Net Nominal Faiz: Bankaların açıkladıkları nominal faizden vade sonunda gelir vergisi stopajı yapılıyor. TL mevduatta elde edilen faiz gelirinden, 1 yıla kadar vadeli mevduattan % 3 gelir vergisi stopajı söz konusu. Mevduat sahibinin eline geçen faiz getirisi bu kesintiden sonraki tutardır. Buna net nominal faiz diyoruz (1 yıl vadeli % 20 nominal faizli mevduatta vergi sonrası net nominal faiz oranı yaklaşık % 19,4 ediyor.)
Reel Faiz: Nominal faizden enflasyonun etkisinin giderilmesi yoluyla hesaplanan faizdir. Bir anlamda dönem sonunda ele geçecek olan faizin satın alma gücündeki değişimden arındırılmasıyla hesaplanmış faiz demektir. Burada hesaba katılması gereken enflasyon oranı paranın yatırıldığı anda geçerli olan enflasyon oranı değil dönem sonunda geçerli olması beklenen enflasyon oranıdır. Buna “beklenen enflasyon” deniyor.
Bu hesaplama piyasada genellikle nominal faizden enflasyon etkisi arındırılarak yapılıyor. Oysa doğrusu net nominal faizden enflasyonu arındırarak hesaplanmasıdır.
Reel faiz şöyle bir formülle hesaplanır:
Reel faiz = (1 + Net Nominal Faiz) / (1 + Beklenen Enflasyon) -1
Bankanın yıllık mevduata % 20 nominal faiz verdiğini düşünelim. Bunun gelir vergisi stopajı sonrasındaki net oranı % 3’tür. Mevduat hesabının açıldığı tarihte 12 aylık enflasyon oranının (TÜFE) % 48,7 olduğunu ve bir yıllık vadenin sonunda bu oranın % 30 olmasının beklendiğini varsayalım. Bu durumda reel faiz hesabı şöyle yapılır:
Reel Faiz = (1 + 0,194) / (1 + 0,30) – 1 = - 8,2. Bu durumda ciddi oranda (% – 8,2) negatif reel faiz söz konusu olacak demektir. Eğer yılsonunda enflasyon beklendiği gibi değil de mesela bu yıl olduğu gibi % 48,7 oranında çıkarsa o zaman reel faiz % - 19,7 olacak demektir.
Reel faizin negatif olması iki anlama gelir: (1) Tasarruf sahibi, parasını ödünç vermesi karşılığında enflasyona karşı korunmamış, kaybetmiş olur. (2) Tasarruf sahibinin tasarrufundan pay alınıp borçlanan kişilere aktarılmış olur. Bu durumda devlet tasarruf yapanı cezalandırmış, borçlananı ödüllendirmiş olur.

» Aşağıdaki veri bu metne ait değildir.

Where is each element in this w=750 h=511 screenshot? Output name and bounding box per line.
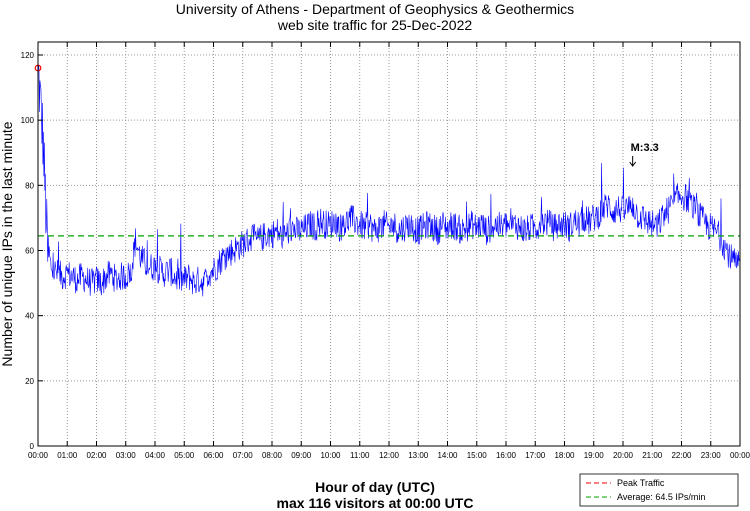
x-tick-label: 18:00 [554,451,575,460]
chart-title-line-1: University of Athens - Department of Geo… [176,1,574,17]
x-tick-label: 23:00 [701,451,722,460]
x-tick-label: 09:00 [291,451,312,460]
arrow-down-icon [629,156,637,167]
x-tick-label: 00:00 [28,451,49,460]
y-tick-label: 40 [25,312,34,321]
x-tick-label: 01:00 [57,451,78,460]
legend-label-peak: Peak Traffic [617,478,665,488]
y-axis: 0 20 40 60 80 100 120 [21,51,43,451]
x-tick-label: 13:00 [408,451,429,460]
x-tick-label: 05:00 [174,451,195,460]
annotation-label: M:3.3 [631,142,659,154]
x-tick-label: 03:00 [116,451,137,460]
legend: Peak Traffic Average: 64.5 IPs/min [579,473,739,507]
x-tick-label: 04:00 [145,451,166,460]
x-tick-label: 20:00 [613,451,634,460]
y-tick-label: 80 [25,181,34,190]
x-tick-label: 10:00 [320,451,341,460]
x-tick-label: 11:00 [350,451,370,460]
x-tick-label: 14:00 [437,451,458,460]
x-tick-label: 19:00 [584,451,605,460]
y-tick-label: 0 [30,442,35,451]
x-tick-label: 21:00 [642,451,663,460]
x-tick-label: 17:00 [525,451,546,460]
x-tick-label: 02:00 [86,451,107,460]
y-axis-label: Number of unique IPs in the last minute [0,121,15,366]
x-axis-label: Hour of day (UTC) [315,479,435,495]
y-tick-label: 60 [25,247,34,256]
annotation-marker: M:3.3 [629,142,659,167]
x-tick-label: 22:00 [671,451,692,460]
series-layer [34,64,741,297]
y-tick-label: 20 [25,377,34,386]
y-tick-label: 120 [21,51,35,60]
x-tick-label: 06:00 [203,451,224,460]
x-tick-label: 07:00 [233,451,254,460]
x-tick-label: 16:00 [496,451,517,460]
x-axis: 00:00 01:00 02:00 03:00 04:00 05:00 06:00 07:00… [28,42,750,460]
x-tick-label: 08:00 [262,451,283,460]
legend-box [579,473,739,507]
legend-label-average: Average: 64.5 IPs/min [617,492,705,502]
max-visitors-caption: max 116 visitors at 00:00 UTC [277,495,474,511]
grid [37,42,741,447]
x-tick-label: 15:00 [467,451,488,460]
y-tick-label: 100 [21,116,35,125]
chart-title-line-2: web site traffic for 25-Dec-2022 [277,17,472,33]
traffic-line [37,65,741,297]
x-tick-label: 12:00 [379,451,400,460]
x-tick-label: 00:00 [730,451,750,460]
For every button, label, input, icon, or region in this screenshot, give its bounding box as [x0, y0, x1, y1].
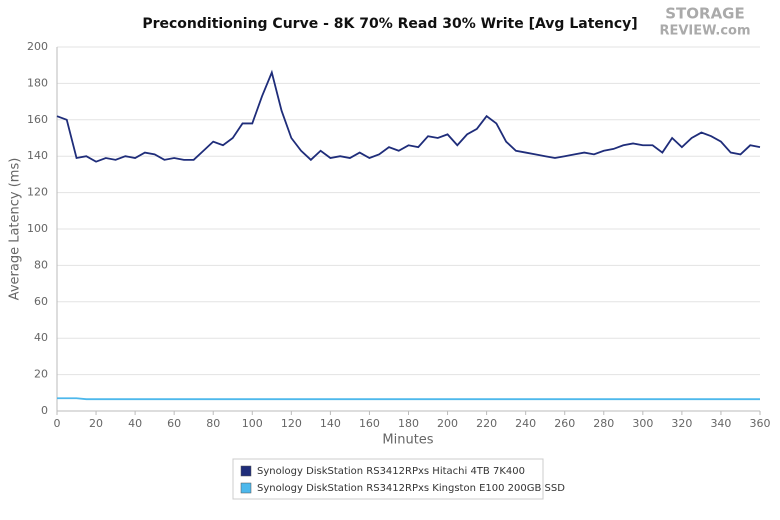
- x-tick-label: 20: [89, 417, 103, 430]
- x-axis-title: Minutes: [382, 433, 433, 448]
- legend-swatch: [240, 465, 252, 477]
- y-tick-label: 200: [27, 40, 48, 53]
- y-tick-label: 160: [27, 113, 48, 126]
- x-tick-label: 60: [167, 417, 181, 430]
- y-tick-label: 100: [27, 222, 48, 235]
- x-tick-label: 140: [320, 417, 341, 430]
- x-tick-label: 160: [359, 417, 380, 430]
- legend-label: Synology DiskStation RS3412RPxs Hitachi …: [257, 466, 525, 477]
- y-axis-title: Average Latency (ms): [8, 158, 23, 301]
- series-line: [57, 397, 760, 401]
- y-tick-label: 60: [34, 295, 48, 308]
- y-tick-label: 40: [34, 331, 48, 344]
- legend-swatch: [240, 482, 252, 494]
- x-tick-label: 0: [54, 417, 61, 430]
- chart-title: Preconditioning Curve - 8K 70% Read 30% …: [142, 16, 637, 32]
- x-tick-label: 120: [281, 417, 302, 430]
- y-tick-label: 140: [27, 149, 48, 162]
- y-tick-label: 180: [27, 76, 48, 89]
- x-tick-label: 340: [710, 417, 731, 430]
- legend-label: Synology DiskStation RS3412RPxs Kingston…: [257, 483, 565, 494]
- x-tick-label: 240: [515, 417, 536, 430]
- x-tick-label: 40: [128, 417, 142, 430]
- x-tick-label: 360: [750, 417, 771, 430]
- legend-box: [232, 458, 544, 500]
- watermark: STORAGE: [665, 5, 745, 23]
- series-line: [56, 69, 761, 163]
- y-tick-label: 80: [34, 258, 48, 271]
- watermark: REVIEW.com: [659, 24, 750, 39]
- x-tick-label: 200: [437, 417, 458, 430]
- x-tick-label: 280: [593, 417, 614, 430]
- x-tick-label: 80: [206, 417, 220, 430]
- y-tick-label: 20: [34, 368, 48, 381]
- x-tick-label: 260: [554, 417, 575, 430]
- x-tick-label: 180: [398, 417, 419, 430]
- x-tick-label: 320: [671, 417, 692, 430]
- y-tick-label: 120: [27, 186, 48, 199]
- y-tick-label: 0: [41, 404, 48, 417]
- x-tick-label: 300: [632, 417, 653, 430]
- x-tick-label: 100: [242, 417, 263, 430]
- x-tick-label: 220: [476, 417, 497, 430]
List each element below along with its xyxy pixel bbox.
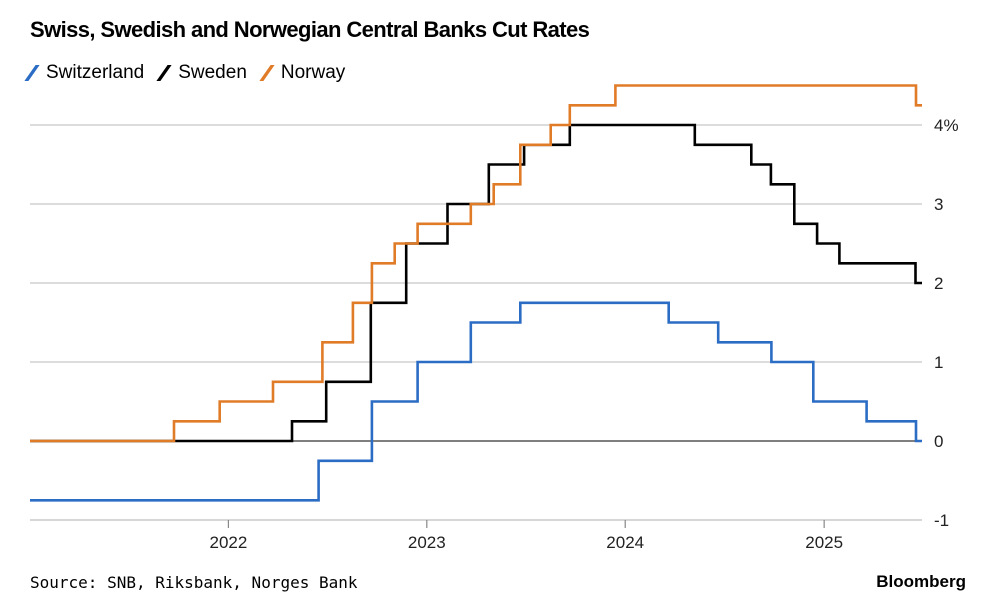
legend-item-sweden: Sweden (156, 62, 247, 84)
source-note: Source: SNB, Riksbank, Norges Bank (30, 573, 358, 592)
legend: Switzerland Sweden Norway (24, 62, 346, 84)
series-line-switzerland (30, 301, 922, 502)
legend-label-norway: Norway (280, 62, 346, 83)
x-tick-label: 2025 (805, 533, 843, 552)
brand-logo-text: Bloomberg (876, 572, 966, 591)
legend-label-sweden: Sweden (178, 62, 247, 83)
y-tick-labels: -1 0 1 2 3 4% (934, 116, 959, 530)
series-line-sweden (30, 123, 922, 443)
y-tick-label: -1 (934, 511, 949, 530)
y-tick-label: 2 (934, 274, 943, 293)
x-tick-labels: 2022 2023 2024 2025 (209, 520, 843, 552)
series-lines (30, 84, 922, 502)
x-tick-label: 2024 (606, 533, 644, 552)
legend-item-norway: Norway (259, 62, 346, 84)
chart-title: Swiss, Swedish and Norwegian Central Ban… (30, 17, 590, 42)
x-tick-label: 2023 (408, 533, 446, 552)
legend-label-switzerland: Switzerland (46, 62, 145, 83)
legend-swatch-norway (259, 65, 275, 81)
legend-swatch-sweden (156, 65, 172, 81)
y-tick-label: 3 (934, 195, 943, 214)
series-line-norway (30, 84, 922, 443)
legend-item-switzerland: Switzerland (24, 62, 145, 84)
y-tick-label: 0 (934, 432, 943, 451)
y-tick-label: 4% (934, 116, 959, 135)
x-tick-label: 2022 (209, 533, 247, 552)
y-tick-label: 1 (934, 353, 943, 372)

Eskiden nominal faizden alınan gelir vergisi stopajı % 15 – 20 iken bu payı devlet alırdı ve buna karşın faiz reel olarak pozitif olurdu, tasarruf sahibi de enflasyona karşı korunmanın yanı sıra devletine vergi ödemiş olurdu. Bugünkü sistemde tasarruf sahibi zarar ederken, devletin faizden aldığı vergi % 3’e düşmüş durumda olduğu için, tasarruf sahibinin borç verdiği parayla borç alana para aktarmış oluyor.

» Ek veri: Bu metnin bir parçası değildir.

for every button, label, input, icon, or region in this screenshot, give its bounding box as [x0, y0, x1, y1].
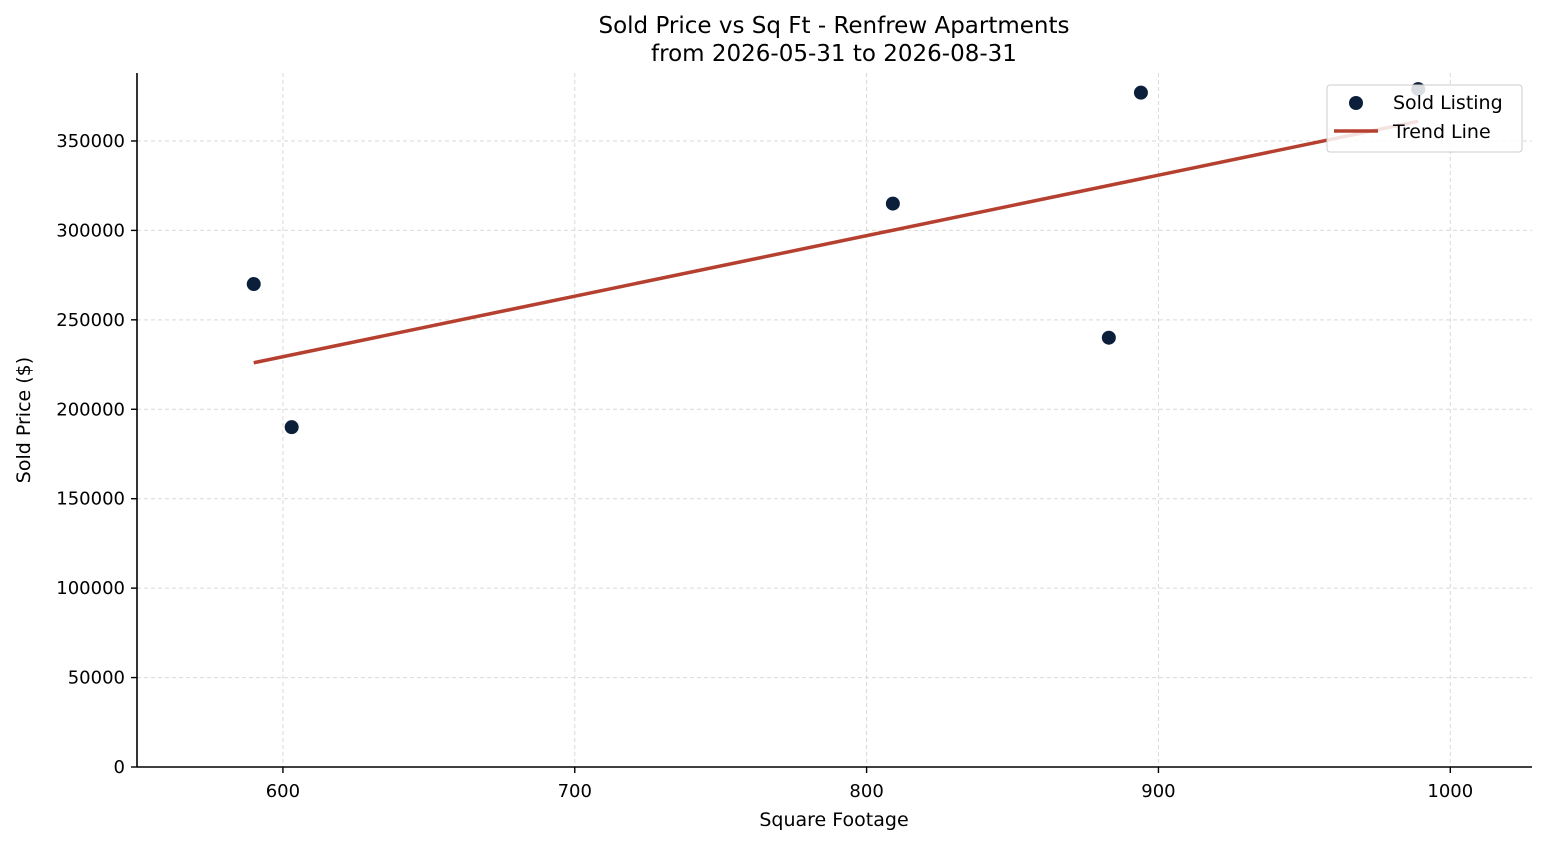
x-tick-label: 700 — [558, 781, 592, 802]
chart-title: Sold Price vs Sq Ft - Renfrew Apartments — [598, 13, 1069, 39]
y-tick-label: 50000 — [68, 668, 125, 689]
chart-subtitle: from 2026-05-31 to 2026-08-31 — [651, 41, 1017, 67]
y-tick-label: 150000 — [56, 489, 125, 510]
scatter-point — [1101, 330, 1116, 345]
scatter-point — [1133, 85, 1148, 100]
y-tick-label: 250000 — [56, 310, 125, 331]
y-axis-label: Sold Price ($) — [13, 357, 35, 483]
legend-label-trend-line: Trend Line — [1392, 121, 1491, 143]
grid — [137, 73, 1532, 767]
legend-label-sold-listing: Sold Listing — [1393, 92, 1503, 114]
legend-box — [1326, 84, 1523, 153]
scatter-point — [246, 277, 261, 292]
y-tick-label: 350000 — [56, 131, 125, 152]
y-tick-label: 0 — [114, 757, 125, 778]
scatter-point — [284, 420, 299, 435]
trend-line-layer — [253, 119, 1419, 365]
scatter-point — [885, 196, 900, 211]
y-axis-ticks: 0 50000 100000 150000 200000 250000 300000 3500… — [56, 131, 137, 778]
trend-line — [253, 119, 1419, 365]
x-axis-label: Square Footage — [759, 809, 908, 831]
x-tick-label: 800 — [849, 781, 883, 802]
legend-marker-sold-listing — [1349, 96, 1363, 110]
x-tick-label: 1000 — [1427, 781, 1473, 802]
x-tick-label: 600 — [266, 781, 300, 802]
y-tick-label: 100000 — [56, 578, 125, 599]
y-tick-label: 300000 — [56, 220, 125, 241]
legend: Sold Listing Trend Line — [1326, 84, 1523, 153]
scatter-points — [246, 82, 1426, 435]
x-tick-label: 900 — [1141, 781, 1175, 802]
y-tick-label: 200000 — [56, 399, 125, 420]
x-axis-ticks: 600 700 800 900 1000 — [266, 767, 1473, 802]
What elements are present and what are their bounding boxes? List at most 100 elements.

Türkiye’nin temel sorunlarından birisi iç tasarruflarının yatırımlarına yetmemesidir. Yatırımlarla iç tasarruflar arasında tasarruflar aleyhine oluşan fark cari açıktır. Bu açığı kapatmanın iki yöntemi vardır: İlki yatırımları düşürmektir. Bu yola girilirse büyüme de düşer. İkincisi de iç tasarrufları artırmaktır. Bunun yolu enflasyonun üzerinde (pozitif) reel faiz vermekten geçer. Eğer bir yandan hızlı büyümek bir yandan da cari açığı düşürmek hedefleniyorsa bunun yolu ikinci yöntemi seçerek iç tasarrufları artırmaya çalışmaktan geçer.
Yukarıda açıkladığımız gibi tasarruf sahibinin cezalandırıldığı, borç alanın ödüllendirildiği bir sistemde iç tasarrufların artmayacağı açıktır. O nedenle böyle bir düzende cari açık kapatılamaz.